A share holders services company has expressed its concern about appointing a person with little experience in the board of a large and technologically advanced company and has asked the share holders to vote against the proposal.
Of course, one can be sure that the family controlling the Reliance Industries would somehow ensure that such appointment would be done, just as the fact that other siblings of the family who are also not adequately experienced have entered the board of group companies.. 
 The question is whether such appointments to the top posts, which are very critical for the optimum management of the institution, should be done on the basis of family connection and blood relations, overlooking the claims of the professionals with proven skill and long period of experience and expertise in the relevant fields.
A number of such private sector companies which are operating in industrial and commercial fields are public limited companies with large portion of equity share being held by individuals and financial institutions, who are not part of the family, which control the management of these institutions. 
 In all such cases, it can be seen that the stakes of the non-family equity holders and the financial institutions who have extended equity and loan to the companies, are much larger than that of the family members who have much less equity share and nevertheless who are controlling the companies in day today management and in chalking out the short term and long term policies of the companies.
When in such large private sector companies, which are public limited companies, the succession for the management of the companies is based on blood relations rather than the expertise and competence of the persons, obviously the future prospects of the companies and their growth may run the risk of suffering considerably, due to the lack of adequate expertise of the family members who are vested with the authority and responsibility.
Norms should be evolved stipulating certain level of experience and qualification to occupy positions on the board of directors
In such conditions, it is often seen that senior engineers, technologists and management professionals with proven experience of even thirty years and more, are forced to report to youngsters coming from the family, who are yet to acquire high skill and expertise.
There are some cases where the experienced worthy professionals are unwilling to accept such conditions which they may consider as humiliating and leave the services once for all.
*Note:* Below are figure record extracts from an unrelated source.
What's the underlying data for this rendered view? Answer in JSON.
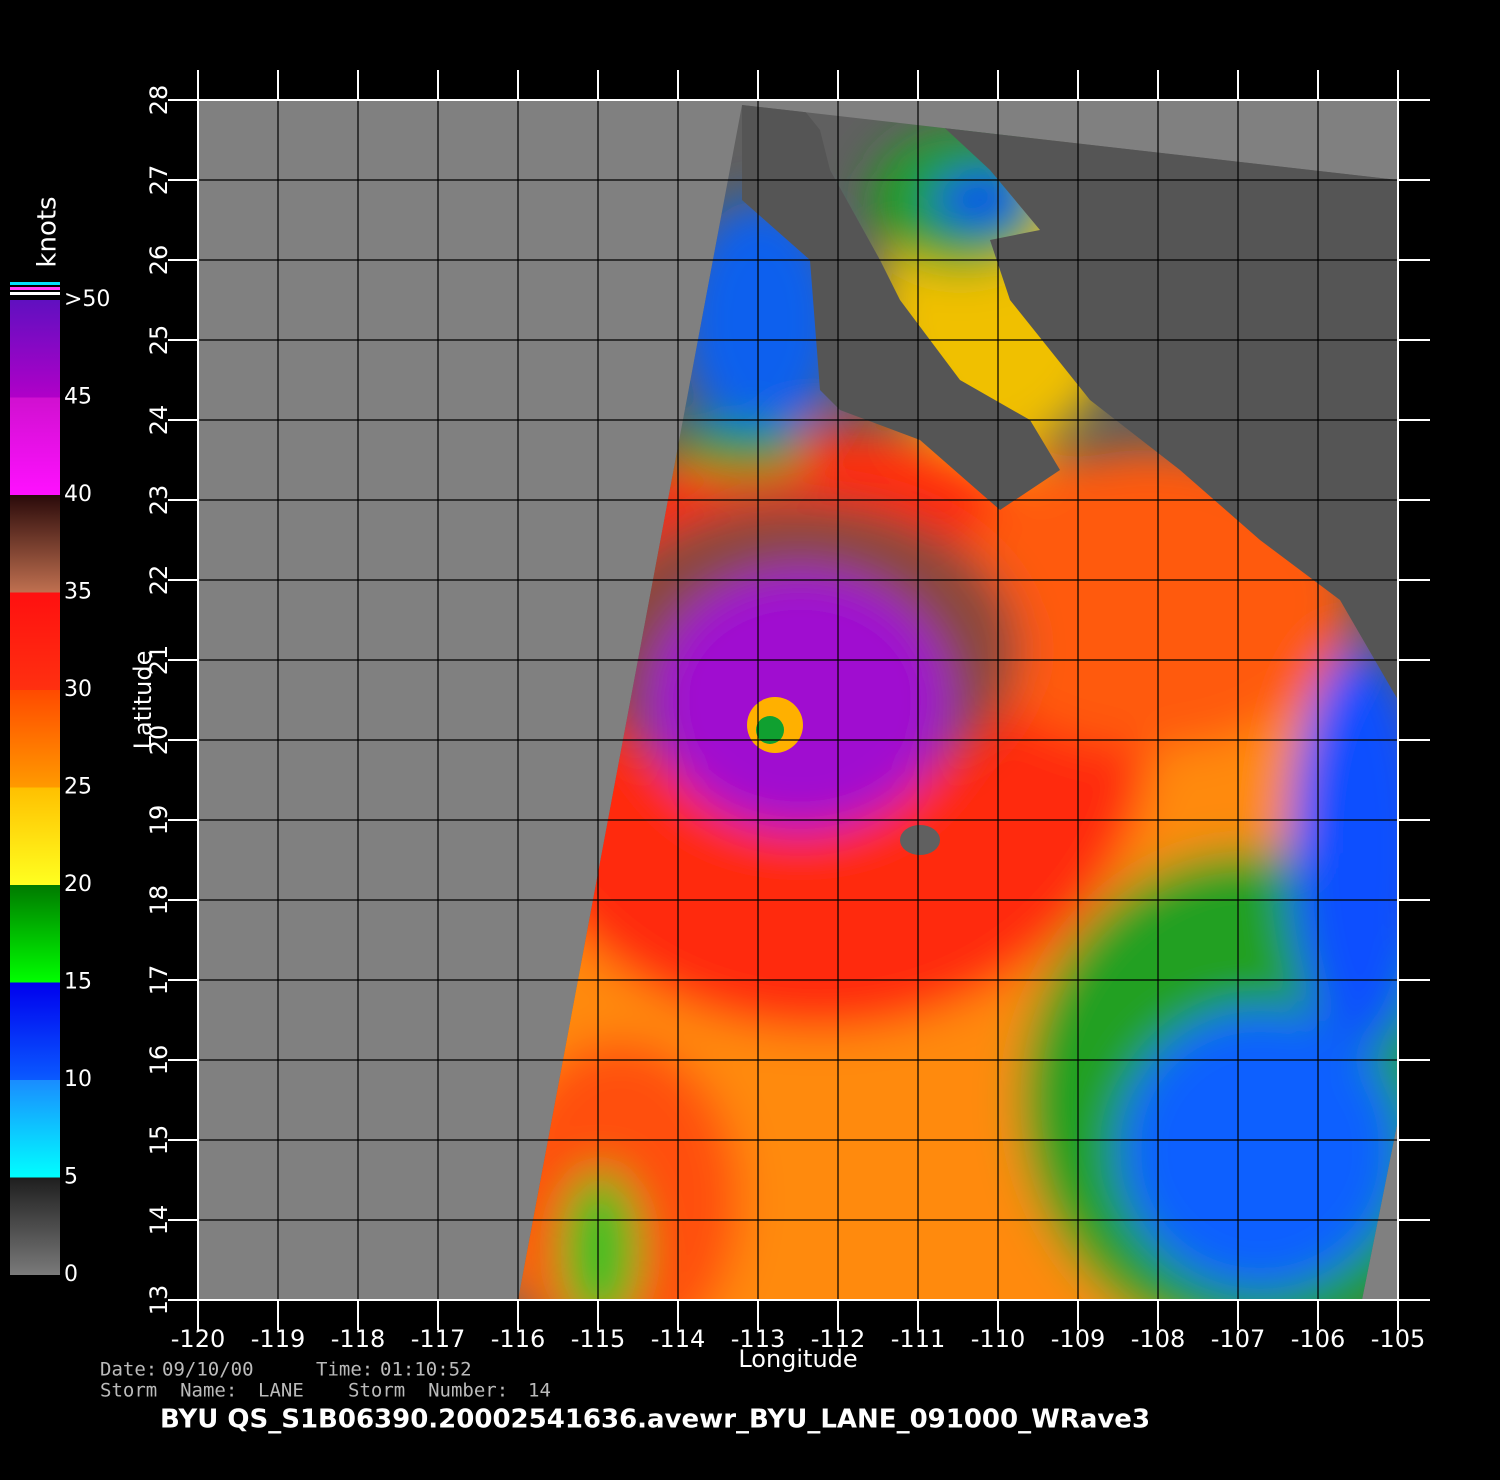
{
  "map": {
    "xlabel": "Longitude",
    "ylabel": "Latitude",
    "xlim": [
      -120,
      -105
    ],
    "ylim": [
      13,
      28
    ],
    "xticks": [
      -120,
      -119,
      -118,
      -117,
      -116,
      -115,
      -114,
      -113,
      -112,
      -111,
      -110,
      -109,
      -108,
      -107,
      -106,
      -105
    ],
    "yticks": [
      13,
      14,
      15,
      16,
      17,
      18,
      19,
      20,
      21,
      22,
      23,
      24,
      25,
      26,
      27,
      28
    ],
    "grid": true
  },
  "colorbar": {
    "title": "knots",
    "ticks": [
      0,
      5,
      10,
      15,
      20,
      25,
      30,
      35,
      40,
      45,
      {
        "value": 50,
        "label": ">50"
      }
    ],
    "colors": [
      [
        "#7a7a7a",
        "#1e1e1e"
      ],
      [
        "#00ffff",
        "#1a8cff"
      ],
      [
        "#0a5aff",
        "#0000ee"
      ],
      [
        "#00ff00",
        "#007a00"
      ],
      [
        "#ffff20",
        "#ffc000"
      ],
      [
        "#ff9a00",
        "#ff4a00"
      ],
      [
        "#ff3010",
        "#ff1010"
      ],
      [
        "#c07050",
        "#2a0a0a"
      ],
      [
        "#ff10ff",
        "#d010d0"
      ],
      [
        "#b000c8",
        "#6010c0"
      ]
    ]
  },
  "info": {
    "date_label": "Date:",
    "date": "09/10/00",
    "time_label": "Time:",
    "time": "01:10:52",
    "storm_name_label": "Storm  Name:",
    "storm_name": "LANE",
    "storm_number_label": "Storm  Number:",
    "storm_number": "14"
  },
  "title": "BYU  QS_S1B06390.20002541636.avewr_BYU_LANE_091000_WRave3"
}
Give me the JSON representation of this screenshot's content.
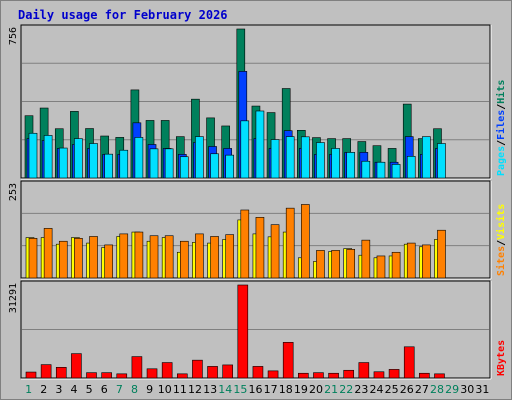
{
  "title": "Daily usage for February 2026",
  "colors": {
    "background": "#c0c0c0",
    "panel": "#c0c0c0",
    "title": "#0000cc",
    "hits": "#00805c",
    "files": "#0040ff",
    "pages": "#00e0ff",
    "visits": "#ffff00",
    "sites": "#ff8000",
    "kbytes": "#ff0000",
    "weekend_label": "#00805c",
    "weekday_label": "#000000"
  },
  "chart_data": [
    {
      "type": "bar",
      "name": "hits-files-pages",
      "categories": [
        "1",
        "2",
        "3",
        "4",
        "5",
        "6",
        "7",
        "8",
        "9",
        "10",
        "11",
        "12",
        "13",
        "14",
        "15",
        "16",
        "17",
        "18",
        "19",
        "20",
        "21",
        "22",
        "23",
        "24",
        "25",
        "26",
        "27",
        "28",
        "29",
        "30",
        "31"
      ],
      "ymax_label": "756",
      "ylim": [
        0,
        756
      ],
      "series": [
        {
          "name": "Hits",
          "values": [
            316,
            355,
            250,
            338,
            251,
            213,
            206,
            447,
            292,
            292,
            210,
            400,
            305,
            264,
            756,
            365,
            332,
            454,
            242,
            205,
            200,
            200,
            185,
            164,
            150,
            375,
            200,
            250,
            0,
            0,
            0
          ]
        },
        {
          "name": "Files",
          "values": [
            200,
            190,
            150,
            170,
            150,
            120,
            120,
            280,
            170,
            150,
            120,
            180,
            160,
            150,
            541,
            200,
            150,
            240,
            150,
            120,
            120,
            130,
            130,
            80,
            80,
            210,
            120,
            150,
            0,
            0,
            0
          ]
        },
        {
          "name": "Pages",
          "values": [
            227,
            216,
            152,
            200,
            175,
            121,
            141,
            206,
            148,
            148,
            108,
            210,
            123,
            116,
            290,
            340,
            195,
            210,
            209,
            180,
            150,
            130,
            85,
            80,
            69,
            110,
            210,
            175,
            0,
            0,
            0
          ]
        }
      ],
      "legend": [
        "Pages",
        "/",
        "Files",
        "/",
        "Hits"
      ]
    },
    {
      "type": "bar",
      "name": "sites-visits",
      "categories": [
        "1",
        "2",
        "3",
        "4",
        "5",
        "6",
        "7",
        "8",
        "9",
        "10",
        "11",
        "12",
        "13",
        "14",
        "15",
        "16",
        "17",
        "18",
        "19",
        "20",
        "21",
        "22",
        "23",
        "24",
        "25",
        "26",
        "27",
        "28",
        "29",
        "30",
        "31"
      ],
      "ymax_label": "253",
      "ylim": [
        0,
        253
      ],
      "series": [
        {
          "name": "Visits",
          "values": [
            110,
            110,
            92,
            110,
            95,
            83,
            113,
            125,
            100,
            110,
            70,
            97,
            95,
            105,
            158,
            120,
            112,
            125,
            55,
            45,
            72,
            80,
            62,
            55,
            60,
            92,
            85,
            105,
            0,
            0,
            0
          ]
        },
        {
          "name": "Sites",
          "values": [
            108,
            135,
            100,
            108,
            113,
            90,
            120,
            125,
            115,
            115,
            100,
            120,
            113,
            118,
            185,
            165,
            145,
            190,
            200,
            75,
            75,
            78,
            103,
            60,
            70,
            95,
            90,
            130,
            0,
            0,
            0
          ]
        }
      ],
      "legend": [
        "Sites",
        "/",
        "Visits"
      ]
    },
    {
      "type": "bar",
      "name": "kbytes",
      "categories": [
        "1",
        "2",
        "3",
        "4",
        "5",
        "6",
        "7",
        "8",
        "9",
        "10",
        "11",
        "12",
        "13",
        "14",
        "15",
        "16",
        "17",
        "18",
        "19",
        "20",
        "21",
        "22",
        "23",
        "24",
        "25",
        "26",
        "27",
        "28",
        "29",
        "30",
        "31"
      ],
      "ymax_label": "31291",
      "ylim": [
        0,
        31291
      ],
      "series": [
        {
          "name": "KBytes",
          "values": [
            2000,
            4500,
            3600,
            8200,
            1800,
            1800,
            1400,
            7200,
            3100,
            5200,
            1400,
            6000,
            3900,
            4400,
            31291,
            3900,
            2400,
            12000,
            1600,
            1800,
            1600,
            2600,
            5200,
            2100,
            2900,
            10500,
            1600,
            1400,
            0,
            0,
            0
          ]
        }
      ],
      "legend": [
        "KBytes"
      ]
    }
  ],
  "x_labels": {
    "weekend_days": [
      "1",
      "7",
      "8",
      "14",
      "15",
      "21",
      "22",
      "28",
      "29"
    ]
  }
}
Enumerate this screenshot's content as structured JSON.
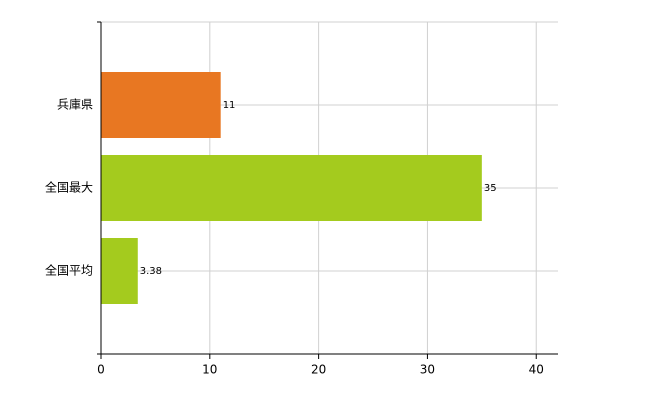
{
  "chart_data": {
    "type": "barh",
    "categories": [
      "兵庫県",
      "全国最大",
      "全国平均"
    ],
    "values": [
      11,
      35,
      3.38
    ],
    "colors": [
      "#e87722",
      "#a4cb1e",
      "#a4cb1e"
    ],
    "xlim": [
      0,
      42
    ],
    "xticks": [
      0,
      10,
      20,
      30,
      40
    ],
    "grid": true
  }
}
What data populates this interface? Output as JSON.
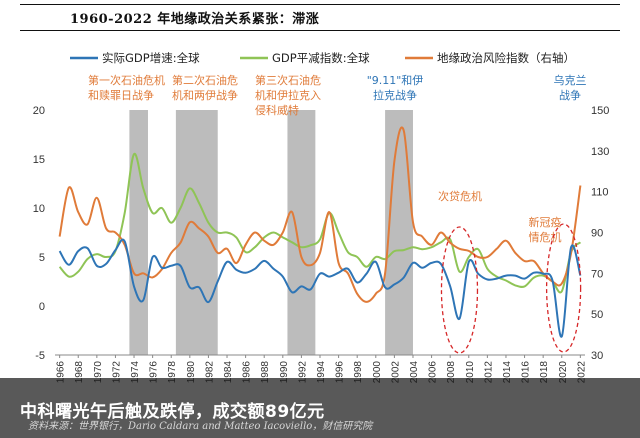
{
  "header": {
    "title": "1960-2022 年地缘政治关系紧张：滞涨"
  },
  "overlay": {
    "caption": "中科曙光午后触及跌停，成交额89亿元",
    "source": "资料来源：世界银行，Dario Caldara and Matteo Iacoviello，财信研究院"
  },
  "colors": {
    "gdp_growth": "#2e75b6",
    "gdp_deflator": "#8fc456",
    "gpr_index": "#e07b39",
    "shade": "#a6a6a6",
    "annotation_orange": "#e07b39",
    "annotation_blue": "#2e75b6",
    "ellipse": "#d62728"
  },
  "chart_data": {
    "type": "line",
    "title": "1960-2022 年地缘政治关系紧张：滞涨",
    "xlabel": "",
    "ylabel": "",
    "x_ticks": [
      "1966",
      "1968",
      "1970",
      "1972",
      "1974",
      "1976",
      "1978",
      "1980",
      "1982",
      "1984",
      "1986",
      "1988",
      "1990",
      "1992",
      "1994",
      "1996",
      "1998",
      "2000",
      "2002",
      "2004",
      "2006",
      "2008",
      "2010",
      "2012",
      "2014",
      "2016",
      "2018",
      "2020",
      "2022"
    ],
    "xlim": [
      1965.5,
      2022.5
    ],
    "ylim_left": [
      -5,
      20
    ],
    "yticks_left": [
      "-5",
      "0",
      "5",
      "10",
      "15",
      "20"
    ],
    "ylim_right": [
      30,
      150
    ],
    "yticks_right": [
      "30",
      "50",
      "70",
      "90",
      "110",
      "130",
      "150"
    ],
    "legend_position": "top",
    "shaded_periods": [
      [
        1973.5,
        1975.5
      ],
      [
        1978.5,
        1983
      ],
      [
        1990.5,
        1993.5
      ],
      [
        2001,
        2004
      ]
    ],
    "series": [
      {
        "name": "实际GDP增速:全球",
        "axis": "left",
        "color_key": "gdp_growth",
        "x": [
          1966,
          1967,
          1968,
          1969,
          1970,
          1971,
          1972,
          1973,
          1974,
          1975,
          1976,
          1977,
          1978,
          1979,
          1980,
          1981,
          1982,
          1983,
          1984,
          1985,
          1986,
          1987,
          1988,
          1989,
          1990,
          1991,
          1992,
          1993,
          1994,
          1995,
          1996,
          1997,
          1998,
          1999,
          2000,
          2001,
          2002,
          2003,
          2004,
          2005,
          2006,
          2007,
          2008,
          2009,
          2010,
          2011,
          2012,
          2013,
          2014,
          2015,
          2016,
          2017,
          2018,
          2019,
          2020,
          2021,
          2022
        ],
        "y": [
          5.6,
          4.2,
          5.6,
          5.9,
          4.1,
          4.3,
          5.7,
          6.6,
          2.0,
          0.6,
          5.0,
          3.9,
          4.1,
          4.1,
          1.9,
          1.9,
          0.4,
          2.5,
          4.5,
          3.7,
          3.4,
          3.8,
          4.6,
          3.8,
          3.0,
          1.4,
          2.0,
          1.7,
          3.3,
          3.0,
          3.4,
          3.8,
          2.4,
          3.3,
          4.5,
          1.9,
          2.2,
          2.9,
          4.4,
          3.9,
          4.4,
          4.3,
          2.0,
          -1.3,
          4.5,
          3.3,
          2.7,
          2.8,
          3.1,
          3.1,
          2.8,
          3.4,
          3.3,
          2.6,
          -3.1,
          6.0,
          3.1
        ]
      },
      {
        "name": "GDP平减指数:全球",
        "axis": "left",
        "color_key": "gdp_deflator",
        "x": [
          1966,
          1967,
          1968,
          1969,
          1970,
          1971,
          1972,
          1973,
          1974,
          1975,
          1976,
          1977,
          1978,
          1979,
          1980,
          1981,
          1982,
          1983,
          1984,
          1985,
          1986,
          1987,
          1988,
          1989,
          1990,
          1991,
          1992,
          1993,
          1994,
          1995,
          1996,
          1997,
          1998,
          1999,
          2000,
          2001,
          2002,
          2003,
          2004,
          2005,
          2006,
          2007,
          2008,
          2009,
          2010,
          2011,
          2012,
          2013,
          2014,
          2015,
          2016,
          2017,
          2018,
          2019,
          2020,
          2021,
          2022
        ],
        "y": [
          4.0,
          3.0,
          3.5,
          4.8,
          5.3,
          5.0,
          5.6,
          9.5,
          15.5,
          12.0,
          9.5,
          10.0,
          8.5,
          10.0,
          12.0,
          10.5,
          8.5,
          7.5,
          7.5,
          7.0,
          5.5,
          6.0,
          7.0,
          7.5,
          7.0,
          6.5,
          6.0,
          6.2,
          6.8,
          9.5,
          7.5,
          5.5,
          5.0,
          4.0,
          5.0,
          4.8,
          5.6,
          5.7,
          6.0,
          5.8,
          6.0,
          6.5,
          6.8,
          3.5,
          5.0,
          5.8,
          3.8,
          3.0,
          2.6,
          2.1,
          2.0,
          2.9,
          3.1,
          2.5,
          1.5,
          5.5,
          6.5
        ]
      },
      {
        "name": "地缘政治风险指数（右轴）",
        "axis": "right",
        "color_key": "gpr_index",
        "x": [
          1966,
          1967,
          1968,
          1969,
          1970,
          1971,
          1972,
          1973,
          1974,
          1975,
          1976,
          1977,
          1978,
          1979,
          1980,
          1981,
          1982,
          1983,
          1984,
          1985,
          1986,
          1987,
          1988,
          1989,
          1990,
          1991,
          1992,
          1993,
          1994,
          1995,
          1996,
          1997,
          1998,
          1999,
          2000,
          2001,
          2002,
          2003,
          2004,
          2005,
          2006,
          2007,
          2008,
          2009,
          2010,
          2011,
          2012,
          2013,
          2014,
          2015,
          2016,
          2017,
          2018,
          2019,
          2020,
          2021,
          2022
        ],
        "y": [
          88,
          112,
          100,
          94,
          107,
          92,
          90,
          84,
          70,
          70,
          68,
          72,
          80,
          85,
          95,
          92,
          88,
          80,
          82,
          75,
          84,
          90,
          86,
          84,
          90,
          100,
          78,
          74,
          80,
          100,
          75,
          70,
          60,
          56,
          60,
          70,
          125,
          140,
          95,
          88,
          84,
          90,
          85,
          82,
          81,
          78,
          78,
          82,
          86,
          80,
          76,
          76,
          70,
          66,
          65,
          80,
          113
        ]
      }
    ],
    "annotations": [
      {
        "lines": [
          "第一次石油危机",
          "和赎罪日战争"
        ],
        "color_key": "annotation_orange"
      },
      {
        "lines": [
          "第二次石油危",
          "机和两伊战争"
        ],
        "color_key": "annotation_orange"
      },
      {
        "lines": [
          "第三次石油危",
          "机和伊拉克入",
          "侵科威特"
        ],
        "color_key": "annotation_orange"
      },
      {
        "lines": [
          "\"9.11\"和伊",
          "拉克战争"
        ],
        "color_key": "annotation_blue"
      },
      {
        "lines": [
          "乌克兰",
          "战争"
        ],
        "color_key": "annotation_blue"
      },
      {
        "lines": [
          "次贷危机"
        ],
        "color_key": "annotation_orange"
      },
      {
        "lines": [
          "新冠疫",
          "情危机"
        ],
        "color_key": "annotation_orange"
      }
    ]
  }
}
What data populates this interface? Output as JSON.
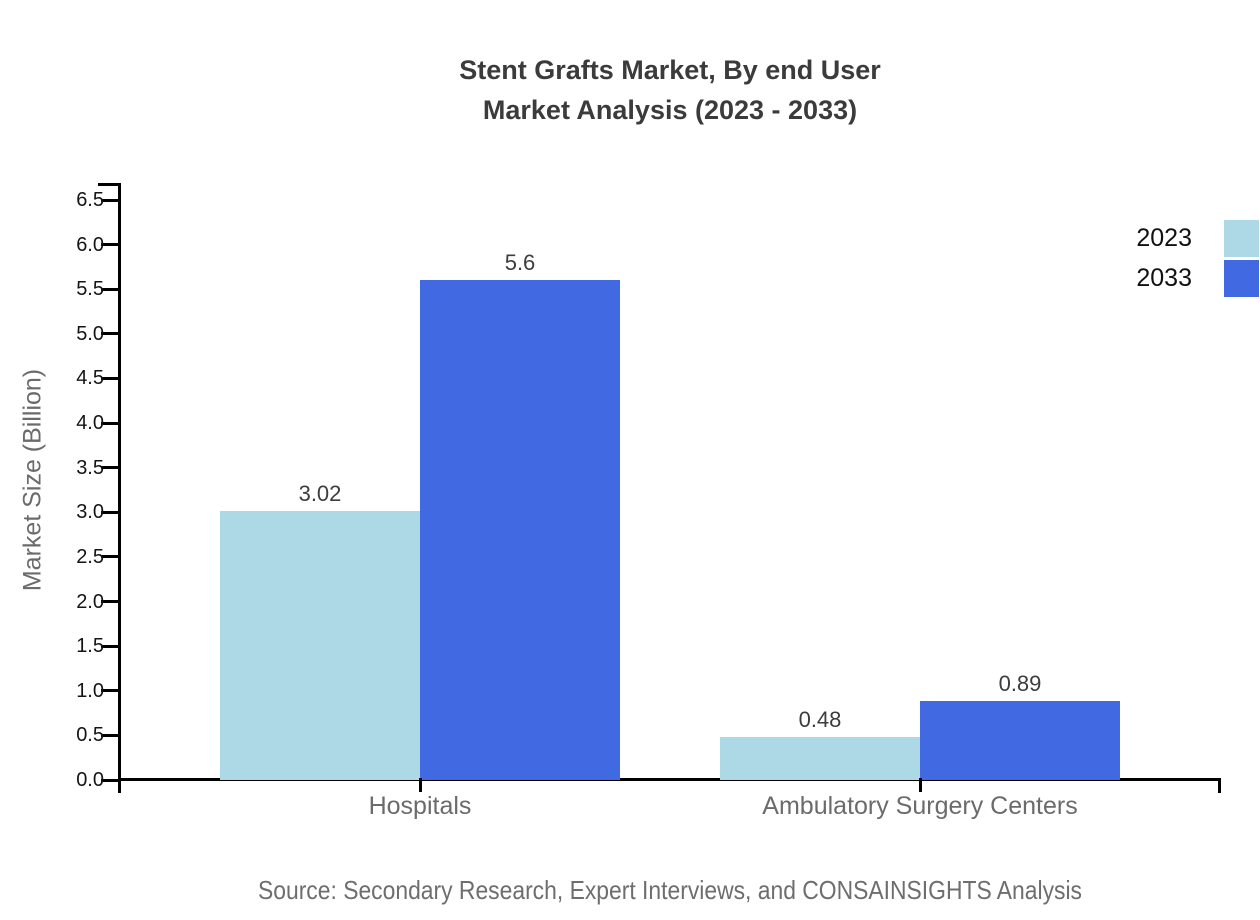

There are many organisations in India whose progress have suffered due to such reasons.
As efficient functioning of public limited companies are necessary for the economic and industrial growth of the country, it is necessary that some norms should be evolved, stipulating certain level of experience and qualification to occupy positions on the board of directors of the companies. 
This would ensure that blood relations do not become the be all and end all factor for occupying such board level positions in public limited companies that are in private sector.
In India, it appears that in almost all private sector companies, the level in the management hierarchy up to which the professionals can move become limited, in spite of their expertise and capability. 
 This is a negative trend, where valuable experience and knowledge level of senior professionals go unutilized in top management practices, which ultimately impact the overall industrial growth of the country.